2011 Fiscal Year Annual Research Report
Project/Area Number |
23320066
|
Research Category |
Grant-in-Aid for Scientific Research (B)
|
Research Institution | The University of Tokyo |
Principal Investigator |
中地 義和 東京大学, 大学院・人文社会系研究科, 教授 (50188942)
|
Co-Investigator(Kenkyū-buntansha) |
月村 辰雄 東京大学, 大学院・人文社会系研究科, 教授 (50143342)
塚本 昌則 東京大学, 大学院・人文社会系研究科, 教授 (90242081)
野崎 歓 東京大学, 大学院・人文社会系研究科, 准教授 (60218310)
SIMON-O Marianne 東京大学, 大学院・人文社会系研究科, 准教授 (70447457)

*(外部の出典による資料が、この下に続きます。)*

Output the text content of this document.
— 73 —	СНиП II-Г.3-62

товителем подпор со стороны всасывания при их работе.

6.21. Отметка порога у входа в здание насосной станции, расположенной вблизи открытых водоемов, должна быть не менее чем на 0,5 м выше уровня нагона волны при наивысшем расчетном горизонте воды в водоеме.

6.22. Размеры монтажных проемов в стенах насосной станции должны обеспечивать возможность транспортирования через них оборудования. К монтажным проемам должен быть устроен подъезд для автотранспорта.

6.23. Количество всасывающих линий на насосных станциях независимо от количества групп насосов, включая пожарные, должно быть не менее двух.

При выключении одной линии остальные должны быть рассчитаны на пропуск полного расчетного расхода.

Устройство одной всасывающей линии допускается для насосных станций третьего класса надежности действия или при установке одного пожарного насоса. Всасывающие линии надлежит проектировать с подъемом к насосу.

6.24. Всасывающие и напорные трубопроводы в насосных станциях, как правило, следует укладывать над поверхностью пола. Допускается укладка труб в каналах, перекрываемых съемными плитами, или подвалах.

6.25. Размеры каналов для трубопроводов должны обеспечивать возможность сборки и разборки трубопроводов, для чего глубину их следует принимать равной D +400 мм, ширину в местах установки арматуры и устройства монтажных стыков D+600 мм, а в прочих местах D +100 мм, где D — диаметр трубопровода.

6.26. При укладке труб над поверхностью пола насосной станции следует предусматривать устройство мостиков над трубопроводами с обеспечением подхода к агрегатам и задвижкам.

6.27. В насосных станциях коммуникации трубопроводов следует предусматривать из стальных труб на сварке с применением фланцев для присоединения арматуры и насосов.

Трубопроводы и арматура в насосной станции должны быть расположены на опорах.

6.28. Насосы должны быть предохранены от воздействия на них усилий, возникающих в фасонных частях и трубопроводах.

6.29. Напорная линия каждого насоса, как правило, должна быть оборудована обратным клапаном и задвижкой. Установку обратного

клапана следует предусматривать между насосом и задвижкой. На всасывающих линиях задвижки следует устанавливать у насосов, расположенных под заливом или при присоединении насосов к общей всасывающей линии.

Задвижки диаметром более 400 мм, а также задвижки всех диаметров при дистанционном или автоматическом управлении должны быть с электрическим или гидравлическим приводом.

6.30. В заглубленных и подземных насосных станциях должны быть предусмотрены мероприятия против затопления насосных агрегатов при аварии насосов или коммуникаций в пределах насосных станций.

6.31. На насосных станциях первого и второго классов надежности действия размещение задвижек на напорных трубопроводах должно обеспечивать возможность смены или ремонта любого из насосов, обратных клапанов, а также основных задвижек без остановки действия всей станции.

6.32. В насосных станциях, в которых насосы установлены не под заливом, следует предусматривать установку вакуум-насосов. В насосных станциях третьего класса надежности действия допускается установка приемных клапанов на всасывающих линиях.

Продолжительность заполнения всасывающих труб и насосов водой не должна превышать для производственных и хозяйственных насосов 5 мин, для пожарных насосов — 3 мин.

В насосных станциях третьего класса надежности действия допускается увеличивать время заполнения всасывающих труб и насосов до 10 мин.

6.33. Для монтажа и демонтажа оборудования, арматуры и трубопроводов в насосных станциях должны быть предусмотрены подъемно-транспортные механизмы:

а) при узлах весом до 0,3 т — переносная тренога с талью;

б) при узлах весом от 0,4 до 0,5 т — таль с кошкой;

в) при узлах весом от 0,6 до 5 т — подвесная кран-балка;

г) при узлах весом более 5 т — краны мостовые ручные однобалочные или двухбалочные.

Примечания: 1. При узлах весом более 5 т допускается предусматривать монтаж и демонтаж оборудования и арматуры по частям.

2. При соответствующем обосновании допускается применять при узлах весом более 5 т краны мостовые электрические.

深沢 克己 東京大学, 大学院・人文社会系研究科, 教授 (60199156)
|
Keywords | 歴史意識 / モデルニテ / 海洋文学 / 写真と映画 / 散文詩 / 戦争と文学 / ポストコロニアル / オートフィクション |
Research Abstract |
本研究第1年目の平成23年度は、著しい変容を遂げる近代社会に生きながら、その歴史意誠をいかに作品化したかを、実施計画に従って、主として19世紀の重要作家を対象に探った。各メンバーはそれぞれの専門に応じて基礎作業を進めているが、とくに研究代表者中地は、『ボードレール年鑑』の編纂と執筆の作業、コレージュ・ド・フランスにおけるコンパニョン教授との共同研究を通じて、第二帝政期のパリを舞台に展開されたボードレールの詩と批評が、変容する首都、移ろいゆくモード、絵画のレアリスムといった、目まぐるしく移り変わる一過的なものという意味での「現代性」と、一過的なものから抽出される永遠なるものという意味での「現代性」との問で逡巡を重ねるなかから生み出される様態について、考察を深めた。それと並行して、従来海洋文学の特徴であった成長物語の側面が、近現代におけるテクノロジーの進歩を受けてどう変質したか、しつつあるかの考察を開始した。 研究分担者の塚本は、本研究の重要な対象のひとりである20世紀の小説家グラックの散文がはらむ歴史性の諸相についての考察を進め、一本の論考にまとめた。 他方、実施計画にはなく新たに盛り込まれた視点がある。19世紀後半に絵画に変わる視覚的表象形式として登場した写真、19世紀末から20世紀初頭にかけて登場した映画が、文学的感性に及ぼした影響、また写真や映画への文学の反響といった、ジャンル間の相互作用の諸相をめぐる、歴史意識の観点からの考察である。その成果は、研究分担者野崎の「文芸映画」をめぐる論考、中地による現代作家の映画論の翻訳と論考(『ル・クレジオ映画を語る』[近刊])に具体的な形をとっている。
|
Current Status of Research Progress |
Current Status of Research Progress
2: Research has progressed on the whole more than it was originally planned.
Reason
当初の予定であったロマン派における歴史意識の研究は、具体的成果の形をとるに至っていないが基礎作業は進行している。ボードレールに代表される第二帝政期のモデルニテの両義性について、韻文詩/散文詩の競合、モダン/反モダンの逆説的両立といった問題とからめて、多面的考察が進行し、その一端はすでに形になっている。また、写真や映画といった近代を特徴づける新たな表象形態を、歴史意識とからめて考察する発想が研究の途上で生まれ、新たな展開の可能性を開いた。以上より、総じて第一年目は順調に経過したといえる。
|
Strategy for Future Research Activity |
第二年目は、第一年目から行なわれている主要なロマン派作家の歴史意識に関する考察をまとめる。また世紀末のデカダン、象徴派における歴史意識、および20世紀の二度の世界大戦が影を落とす作品における「歴史の内面化」の諸相を探る予定である。また、当初の予定に即して、ポストコロニアル時代の引き揚げ者の子弟である文学者(デュラス、ル・クレジオら)の歴史意識を考える。 第三、四年目は、オートフィクションというジャンルをめぐる考察を進め、歴史意識の視点から文学とノンフィクション・フィルムとの関係、「写真小説」現象を考える。創作の動因としての歴史意識、実存を意味づける自伝的虚構の構築という二重の展望のもと、フランス語圏の研究者との知見の交換を含む研究のさらなる展開と総括を行なうつもりである。